Questions beget questions. 1 Timothy 3:1–7 gives us the qualifications for what the KJV terms “bishops.” What is a bishop? Modern translations help in well communicating the original meaning with the word “overseer.” What is an overseer? When was the last time you heard it clearly communicated who the overseers were in your church? When Paul lists the qualifications for elders in Titus he goes on to call them overseers. Overseers are elders. Does that help? What is an elder? An elder is a pastor. Overseer, elder, pastor—all are the same office.

Diabolically perhaps, many churches uses the least common terms in the Bible, and have abandoned the most common. As a result, the Scriptures sound foreign to us. There should be a ready, one-to-one correspondence when we read about overseers and elders such that we exclaim, “I know (experientially) that,” or “I should know that!” What should be domestic, is alien, and we are like sheep without a shepherd for it. Pastor (shepherd) is only used one time as a noun in Scripture to indicate this office (Ephesians 4:11), and even then, it isn’t a proper title but a metaphor. Elder and overseer, those are the titles (by the way, “minister” and “preacher” don’t officially count either). Shepherding is the chief metaphor, teaching, the essential job skill. That this is so is seen in the following passages (all emphasis are mine):

“Now from Miletus he [Paul] sent to Ephesus and called the elders of the church to come to him.  …he said to them…‘Pay careful attention to yourselves and to all the flock [this be shepherding language], in which the Holy Spirit has made you overseers, to care for the church of God, which he obtained with his own blood (Acts 20:17–18, 28 ESV).’”

“So I exhort the elders among you, as a fellow elder and a witness of the sufferings of Christ, as well as a partaker in the glory that is going to be revealed: shepherd the flock of God that is among you, exercising oversight, not under compulsion, but willingly, as God would have you; not for shameful gain, but eagerly (1 Peter 1:5–7 ESV).”

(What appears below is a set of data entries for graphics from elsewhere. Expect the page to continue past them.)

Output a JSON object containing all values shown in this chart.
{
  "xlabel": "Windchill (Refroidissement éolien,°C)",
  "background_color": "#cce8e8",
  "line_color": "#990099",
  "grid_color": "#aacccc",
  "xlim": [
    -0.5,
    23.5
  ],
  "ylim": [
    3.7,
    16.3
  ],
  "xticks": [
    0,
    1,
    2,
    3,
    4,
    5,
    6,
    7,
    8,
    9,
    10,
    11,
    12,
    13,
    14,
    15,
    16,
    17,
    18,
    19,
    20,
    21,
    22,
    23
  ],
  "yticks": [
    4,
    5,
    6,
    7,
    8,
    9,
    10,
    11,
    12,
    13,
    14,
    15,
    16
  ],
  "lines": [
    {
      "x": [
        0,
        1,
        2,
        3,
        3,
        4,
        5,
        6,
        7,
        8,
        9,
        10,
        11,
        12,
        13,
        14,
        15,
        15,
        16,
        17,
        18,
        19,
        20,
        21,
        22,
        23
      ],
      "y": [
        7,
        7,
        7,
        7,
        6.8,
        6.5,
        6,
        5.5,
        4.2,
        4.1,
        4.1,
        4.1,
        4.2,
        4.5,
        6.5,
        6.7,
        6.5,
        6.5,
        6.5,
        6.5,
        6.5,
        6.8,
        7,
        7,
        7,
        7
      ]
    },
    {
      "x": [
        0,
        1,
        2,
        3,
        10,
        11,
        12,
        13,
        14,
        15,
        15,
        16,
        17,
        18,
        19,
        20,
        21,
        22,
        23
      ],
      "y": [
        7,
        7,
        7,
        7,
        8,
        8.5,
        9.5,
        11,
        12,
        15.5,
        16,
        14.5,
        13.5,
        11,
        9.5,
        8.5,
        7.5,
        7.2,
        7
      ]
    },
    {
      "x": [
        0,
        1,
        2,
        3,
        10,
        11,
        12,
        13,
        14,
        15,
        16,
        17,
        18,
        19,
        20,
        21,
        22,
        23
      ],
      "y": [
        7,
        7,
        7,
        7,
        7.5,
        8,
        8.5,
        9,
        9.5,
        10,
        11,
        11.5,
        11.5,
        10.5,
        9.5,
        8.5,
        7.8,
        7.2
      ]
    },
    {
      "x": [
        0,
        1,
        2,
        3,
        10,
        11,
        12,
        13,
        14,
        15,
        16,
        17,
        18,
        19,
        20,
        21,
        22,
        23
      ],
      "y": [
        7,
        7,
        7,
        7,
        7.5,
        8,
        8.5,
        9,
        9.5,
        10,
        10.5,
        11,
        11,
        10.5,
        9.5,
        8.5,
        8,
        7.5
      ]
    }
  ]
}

Two things seem especially pertinent: 1. There are multiple elders in a singular church, 2. Overseers oversee souls.

The task of shepherding the flock isn’t to be done alone. Without exception, the pattern in the New Testament is that churches are to be shepherded by a plurality of elders. This was true of the church at Jerusalem (Acts 15:22), Ephesus (Acts 20:17), Philippi (Philippians 1:1) the churches in the towns of Crete (Titus 1:5), the churches that Peter wrote to (1 Peter 5:1), the churches that Paul planted (Acts 14:23), the churches that James wrote to (James 5:14). Shepherds are to look after their own souls as well as the flock’s. Shepherds need other shepherds to help look after the flock, but also to look after them. They need other overseers to oversee their souls  for the sake of the flock’s souls.

Overseers oversee. They do not oversee the church as though she were an organization, a company, a business, a non-profit, a trust, or a charity. They oversee souls. Why did the early church esteem the office of overseer so that a “trustworthy saying” spread through the churches calling it a “noble task” (1 Timothy 3:1)? Why are they not esteemed so today? Because too many look at their leaders as professional managers, visionary CEOs, program developers, entertainers, charismatic personalities and dynamic communicators, whereas the early church knew their elders the way a sheep knows its shepherd. They knew their overseers’ feeding, leading, guarding, and knowing of their souls.

When you know this truth, you then read through the Scriptures and either know that you know (again experientially) this, or know that you should know this shepherding of your souls. And that leads to this final wowzer of a thought: as a regenerate church member, there is no bigger decision you make in the church, than who the elders of that church are, or, as a Christian, the biggest factor to consider when joining a church is who the elders are that you will entrust your soul to.